I stand unmoored. Untethered. Ready to take to the dark. Their voices still resounding, beckoning me onwards. Like anamnesis. A gathering of forms – awaiting the final transition. My body loosens. I am suddenly weightless. Alert. ALIVE. My skin has been drawn back, inwards, and the cold seeps in. Blood coursing. Eyes now black, distended, keened to the air.
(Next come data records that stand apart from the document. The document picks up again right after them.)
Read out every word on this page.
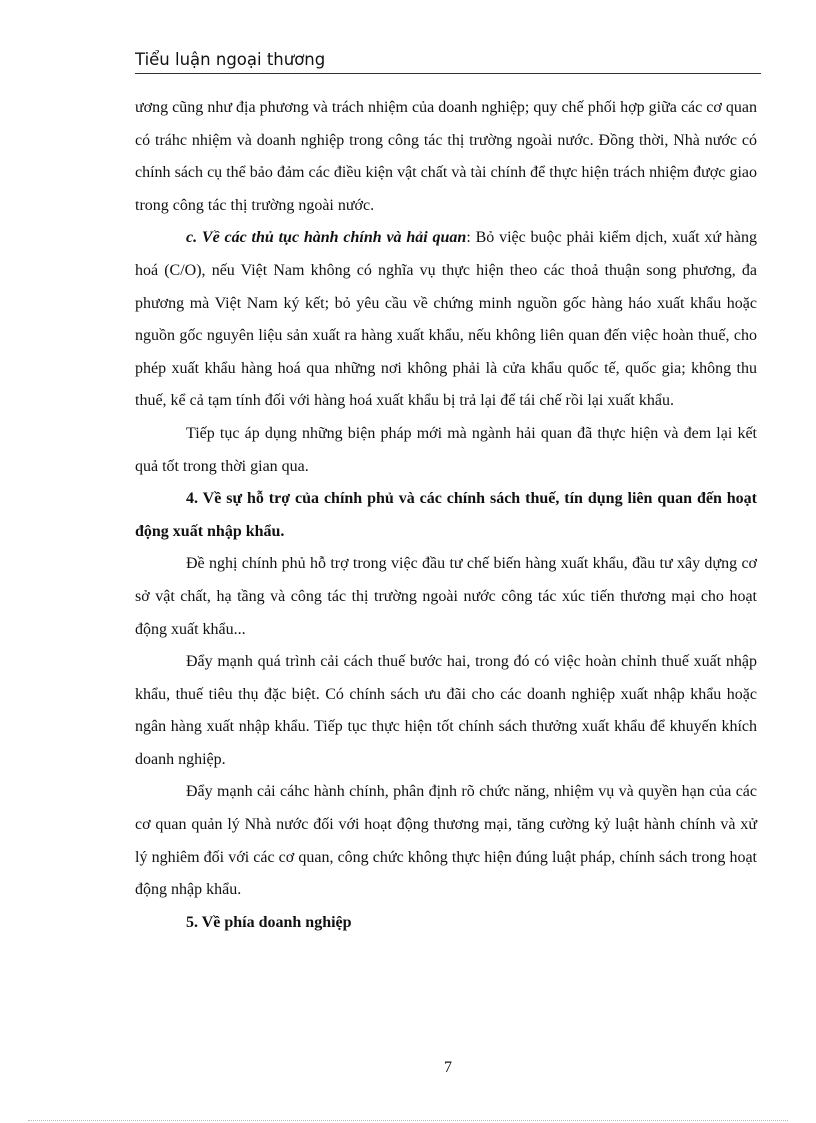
Tiểu luận ngoại thương

ương cũng như địa phương và trách nhiệm của doanh nghiệp; quy chế phối hợp giữa các cơ quan có tráhc nhiệm và doanh nghiệp trong công tác thị trường ngoài nước. Đồng thời, Nhà nước có chính sách cụ thể bảo đảm các điều kiện vật chất và tài chính để thực hiện trách nhiệm được giao trong công tác thị trường ngoài nước.

c. Về các thủ tục hành chính và hải quan: Bỏ việc buộc phải kiểm dịch, xuất xứ hàng hoá (C/O), nếu Việt Nam không có nghĩa vụ thực hiện theo các thoả thuận song phương, đa phương mà Việt Nam ký kết; bỏ yêu cầu về chứng minh nguồn gốc hàng háo xuất khẩu hoặc nguồn gốc nguyên liệu sản xuất ra hàng xuất khẩu, nếu không liên quan đến việc hoàn thuế, cho phép xuất khẩu hàng hoá qua những nơi không phải là cửa khẩu quốc tế, quốc gia; không thu thuế, kể cả tạm tính đối với hàng hoá xuất khẩu bị trả lại để tái chế rồi lại xuất khẩu.

Tiếp tục áp dụng những biện pháp mới mà ngành hải quan đã thực hiện và đem lại kết quả tốt trong thời gian qua.

4. Về sự hỗ trợ của chính phủ và các chính sách thuế, tín dụng liên quan đến hoạt động xuất nhập khẩu.

Đề nghị chính phủ hỗ trợ trong việc đầu tư chế biến hàng xuất khẩu, đầu tư xây dựng cơ sở vật chất, hạ tầng và công tác thị trường ngoài nước công tác xúc tiến thương mại cho hoạt động xuất khẩu...

Đẩy mạnh quá trình cải cách thuế bước hai, trong đó có việc hoàn chỉnh thuế xuất nhập khẩu, thuế tiêu thụ đặc biệt. Có chính sách ưu đãi cho các doanh nghiệp xuất nhập khẩu hoặc ngân hàng xuất nhập khẩu. Tiếp tục thực hiện tốt chính sách thưởng xuất khẩu để khuyến khích doanh nghiệp.

Đẩy mạnh cải cáhc hành chính, phân định rõ chức năng, nhiệm vụ và quyền hạn của các cơ quan quản lý Nhà nước đối với hoạt động thương mại, tăng cường kỷ luật hành chính và xử lý nghiêm đối với các cơ quan, công chức không thực hiện đúng luật pháp, chính sách trong hoạt động nhập khẩu.

5. Về phía doanh nghiệp

7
The wind scours the trees below, shifting them like loose fabric, stirring the chilled air into waves and vortices. I crouch and take a deep breath. A slow inhalation. Feathers now fully formed, wrapping me tightly. Bones hollowed, lightened. Cartilage, sinew, stretched taught. Making ready. I look out, and down, into the darkening valleys. Down onto the world below. This is not the end. If I fall. This is not the end.
MOOR INCANTATION
Here in the rains of places
in sight of majestic boughs
lost
in the melancholy clouds yet wind-scarred the tokens of the faithful
left in isolation amongst the black stars the cavernous wastes
earth celebrant pitched like fire the click of a bird-bone pin
or split hazel sticks possessed in dark aether
encircling scree-paths and gathering waste
the logan stone baptised in mists and long hollows
the century twitches into a blind summit
an altar-place a gift of salt
floral votives eyebright frog orchid milkwort
inviolate and perfect
immersed in celestial dew
THE MIST AT WOLF CLEUGH field notes from an abandoned farmstead in Northumberland
(an extract)
As I stand just inside a broken doorway, the walls leak back the cold of the night, I can feel it pinching my skin. I start to explore, looking first from the outside into vacant windows, trying to dowse for energy, revenants, every sense now attuned in search of lost voices. A solitary owl (is it an owl? ) sits in the murk amidst the crumbling rafters, its amber eyes lucent, ablaze with a visionary light. It materialises in my eyeline, as if it has miraculously slipped through from another world. Its faint arrival catches me unaware.
And then it is gone.
The distorted, disarticulated geometry of this place now seems to be constructed on no known paradigm, a strange vernacular form, its old purpose now long silent, erased – lost over the years. A shadow-violence of neglect, a gradual dissolution, making an offering of itself – a slow sinking back into the cold indifference of the moor.
I strain my ears to listen for something beyond the threshold of stone-silence – but the old prayers which once haunted this place remain unsaid, the hymns unsung, the words left unspoken – I hear nothing but the sounds of my own making.
RUBHA AIRD DRUIMNICH
Blind and frosted, sea-born, on pale shell sand
pristine, transcendent swells wash over a dark veiled spine of ancient stone
a basalt spell kindled in the high tombs
outland
of furrowed heather brows and whirlpools of air
a tethered beast that scours and defiles the land.
Here sits the crumbling croft, its rooms open to the sky
with granite walls that pool into cold fingers of storms,
leaden grey
hidden in the hollows
yet angled such, it has desire lights
stitched into the formless mass of rain swollen clouds
a whispering haze of sea-spatter amongst wild marram, couch,
and bearded lichens, crenelated by the wind
in dimming light, a winter moon tips the frozen straths,
threads cracked and shallow causeways,
skims the dead bogs and their buried secrets,
dreamt into the earth by clans long since forgotten
and breached barren by the century’s end.